Instruct your children never to accept treats from strangers. If someone approaches them and offers them a popsicle, lemonade, or anything intriguing, they should politely turn it down, and go inside to find you immediately so you can assess the situation.

Notify you of strange activity

In general, teach your children to tell you if any stranger spoke to them. Kids aren’t great at identifying strange behavior, but if they relay something to you, you can know to be on the lookout for a person who is approaching children. If anyone ever asks your child personal questions, invites them into their car, or tries to give them food or a drink, your child should notify you immediately.

No unlocking the gate for strangers

If a locked gate protects your yard, instruct your children never to unlock it for a stranger. If someone approaches asking them to open the gate, they should go inside and get you.

Children shouldn’t tamper with security devices

You may have security cameras, decoys, wiring, and other items related to your security system on your lawn and around your property. Make sure children know never to tamper with these. If possible, enclose them in a casing or move them higher up so children cannot reach them.
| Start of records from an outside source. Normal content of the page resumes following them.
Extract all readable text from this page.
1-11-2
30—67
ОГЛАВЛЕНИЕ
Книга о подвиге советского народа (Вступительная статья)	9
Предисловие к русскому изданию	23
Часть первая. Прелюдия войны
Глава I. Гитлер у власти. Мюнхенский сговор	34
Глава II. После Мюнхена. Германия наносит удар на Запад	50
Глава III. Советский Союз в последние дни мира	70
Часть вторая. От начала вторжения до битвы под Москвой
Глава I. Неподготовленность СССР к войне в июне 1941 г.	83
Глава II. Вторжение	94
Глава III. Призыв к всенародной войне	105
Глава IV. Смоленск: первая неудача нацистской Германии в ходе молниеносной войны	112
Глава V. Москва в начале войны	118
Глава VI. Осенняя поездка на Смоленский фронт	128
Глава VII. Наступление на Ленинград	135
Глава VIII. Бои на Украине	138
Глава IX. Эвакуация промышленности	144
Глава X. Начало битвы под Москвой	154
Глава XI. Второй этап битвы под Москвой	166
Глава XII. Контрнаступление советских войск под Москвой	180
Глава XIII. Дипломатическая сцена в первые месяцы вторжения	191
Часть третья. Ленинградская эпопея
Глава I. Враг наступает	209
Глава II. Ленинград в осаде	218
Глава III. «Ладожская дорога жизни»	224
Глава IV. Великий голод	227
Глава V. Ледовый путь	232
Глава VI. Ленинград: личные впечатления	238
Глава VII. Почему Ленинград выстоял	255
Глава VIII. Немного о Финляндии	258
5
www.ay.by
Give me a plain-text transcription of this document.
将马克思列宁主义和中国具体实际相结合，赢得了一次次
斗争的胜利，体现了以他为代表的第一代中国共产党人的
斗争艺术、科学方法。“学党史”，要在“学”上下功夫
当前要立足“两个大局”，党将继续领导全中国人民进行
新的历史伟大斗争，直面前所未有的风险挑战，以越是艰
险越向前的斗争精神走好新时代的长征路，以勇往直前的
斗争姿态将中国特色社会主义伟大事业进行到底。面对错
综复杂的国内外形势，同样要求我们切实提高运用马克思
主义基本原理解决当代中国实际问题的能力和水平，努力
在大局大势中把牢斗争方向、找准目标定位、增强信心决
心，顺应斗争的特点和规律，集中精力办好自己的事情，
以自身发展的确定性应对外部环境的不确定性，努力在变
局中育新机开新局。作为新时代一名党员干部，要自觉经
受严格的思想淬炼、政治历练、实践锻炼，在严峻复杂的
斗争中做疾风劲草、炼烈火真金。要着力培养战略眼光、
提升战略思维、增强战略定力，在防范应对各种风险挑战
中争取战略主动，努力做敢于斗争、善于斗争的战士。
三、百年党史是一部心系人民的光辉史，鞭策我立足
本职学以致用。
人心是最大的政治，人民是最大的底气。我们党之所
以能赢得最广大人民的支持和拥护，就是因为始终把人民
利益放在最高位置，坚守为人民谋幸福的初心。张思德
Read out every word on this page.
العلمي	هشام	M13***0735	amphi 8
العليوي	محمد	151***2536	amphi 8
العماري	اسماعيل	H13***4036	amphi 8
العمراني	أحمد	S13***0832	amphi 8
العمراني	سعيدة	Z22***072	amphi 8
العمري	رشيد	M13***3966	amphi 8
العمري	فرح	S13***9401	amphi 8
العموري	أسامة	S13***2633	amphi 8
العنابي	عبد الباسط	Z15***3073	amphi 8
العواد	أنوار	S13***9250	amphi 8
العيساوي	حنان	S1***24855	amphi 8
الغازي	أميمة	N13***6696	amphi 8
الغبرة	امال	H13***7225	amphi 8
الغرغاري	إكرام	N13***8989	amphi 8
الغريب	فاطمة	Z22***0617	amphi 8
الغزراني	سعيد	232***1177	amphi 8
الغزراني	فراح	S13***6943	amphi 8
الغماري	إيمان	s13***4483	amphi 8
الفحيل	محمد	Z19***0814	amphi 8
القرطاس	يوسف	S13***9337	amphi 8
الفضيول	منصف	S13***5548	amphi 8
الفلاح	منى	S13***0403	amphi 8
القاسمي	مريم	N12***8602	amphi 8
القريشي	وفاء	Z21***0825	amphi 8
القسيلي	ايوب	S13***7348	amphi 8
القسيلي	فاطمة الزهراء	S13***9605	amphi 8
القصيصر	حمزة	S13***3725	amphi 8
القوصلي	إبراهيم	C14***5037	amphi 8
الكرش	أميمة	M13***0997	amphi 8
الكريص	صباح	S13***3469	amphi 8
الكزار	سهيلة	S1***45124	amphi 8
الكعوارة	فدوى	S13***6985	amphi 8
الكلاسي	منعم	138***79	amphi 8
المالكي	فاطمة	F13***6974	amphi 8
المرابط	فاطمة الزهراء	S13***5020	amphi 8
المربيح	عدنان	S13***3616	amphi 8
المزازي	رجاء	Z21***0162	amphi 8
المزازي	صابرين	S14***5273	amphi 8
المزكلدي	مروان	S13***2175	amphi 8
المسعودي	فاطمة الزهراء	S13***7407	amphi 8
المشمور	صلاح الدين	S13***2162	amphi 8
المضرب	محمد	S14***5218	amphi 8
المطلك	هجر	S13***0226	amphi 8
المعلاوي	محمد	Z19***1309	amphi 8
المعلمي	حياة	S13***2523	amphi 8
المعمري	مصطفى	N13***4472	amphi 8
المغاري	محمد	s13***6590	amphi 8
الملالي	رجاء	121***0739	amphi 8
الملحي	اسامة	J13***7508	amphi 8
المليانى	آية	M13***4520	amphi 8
Lawn equipment isn’t a toy

If you keep lawn equipment around, tell your children that that isn’t a toy. If possible, lock lawn equipment—and other items that could be hazardous like gardening chemicals—inside a shed.

They should always stay within view

If your children cannot see you, then you probably cannot see them. So tell them that they should always play in an area from which they can keep an eye on you. If they can’t spot you, they need to return closer to the house.

It’s wonderful to let your kids enjoy fresh air in the summer, just remember that your yard isn’t nearly as guarded as the inside of your home, so you need to keep a closer eye on children playing outdoors.